I think this bill is going to make things worse instead of better because it does nothing to control the idiots around us. If they are going to say slow cars have to move over from the left lane, then they also need to say that fast cars and trucks can’t use the right lane.
House Bill 60: Or the Safe Carry Protection Act of 2014. It says Georgia residents who have concealed carry permits can take guns into some bars, churches, school zones, government buildings and certain parts of airports. The law also forbids police officers who see a resident carrying a gun to ask for their permit unless they’re committing a crime. Another provision in the bill related to the Stand Your Ground law also says that criminal prosecution of felons who use illegal firearms in self-defense will be waived.
I’ve said before that even though I don’t own a gun, I’m not against those who do. And while I don’t believe guns should be confiscated every time there is a mass shooting, I do believe in not making it easier for such incidents to happen. And I think Georgia has made it way too easy for a mass shooting to occur. How may news stories have we seen about people arguing in a bar, then going outside to their cars to get guns and start shooting, many times wounding or killing innocent bystanders? Under this law, they won’t have to go outside to their cars to get their guns, they can carry the guns into the bars! And I don’t believe guns and churches go together, either. Sure, we’ve seen stories about church shootings. And I’m sure gun owners will say that if they had their guns, they could fire back at the shooter. Well, maybe if every person who owned a gun was an expert shooter who could hit any target the first time under any condition, that might work. But no one is that good. You’re in a crowded church with people around you panicking, and if you miss, you might kill an innocent person yourself.

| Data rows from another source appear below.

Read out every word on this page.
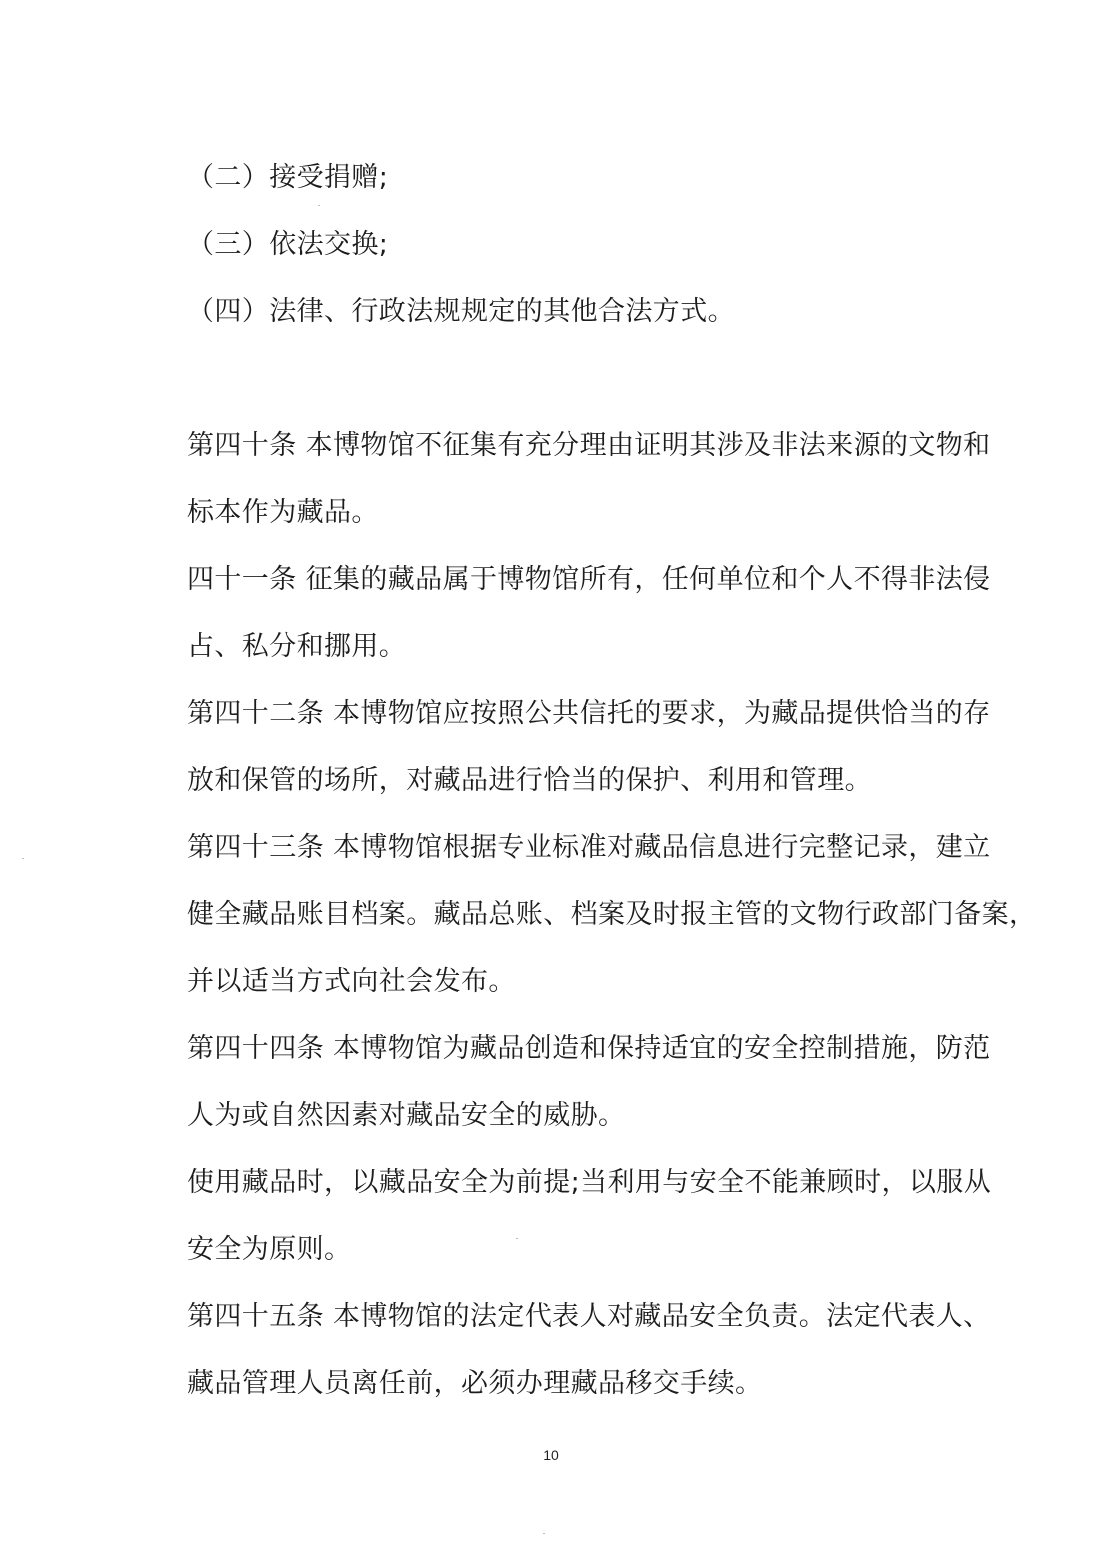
（二）接受捐赠;
（三）依法交换;
（四）法律、行政法规规定的其他合法方式。
第四十条 本博物馆不征集有充分理由证明其涉及非法来源的文物和
标本作为藏品。
四十一条 征集的藏品属于博物馆所有，任何单位和个人不得非法侵
占、私分和挪用。
第四十二条 本博物馆应按照公共信托的要求，为藏品提供恰当的存
放和保管的场所，对藏品进行恰当的保护、利用和管理。
第四十三条 本博物馆根据专业标准对藏品信息进行完整记录，建立
健全藏品账目档案。藏品总账、档案及时报主管的文物行政部门备案，
并以适当方式向社会发布。
第四十四条 本博物馆为藏品创造和保持适宜的安全控制措施，防范
人为或自然因素对藏品安全的威胁。
使用藏品时，以藏品安全为前提;当利用与安全不能兼顾时，以服从
安全为原则。
第四十五条 本博物馆的法定代表人对藏品安全负责。法定代表人、
藏品管理人员离任前，必须办理藏品移交手续。
10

But the worst parts of this bill are those that deal with law enforcement and criminals. An officer cannot ask for a person’s gun permit unless that person commits a crime. That pretty much just opened it up to anybody who can get their hands on a gun to be able to carry one, whether they have a license or not. That is insane, and put us and our police officers in even more jeopardy. Then add that a convicted criminal, who isn’t supposed to have a gun in the first place, can avoid prosecution if he or she can prove they used their illegal gun in self defense, and you’ve opened the floodgates for more crime and shootings.
Now I wish our legislators had stayed in session longer. I fear they had their minds to much on politicking and not enough on common sense and protecting the people they represent.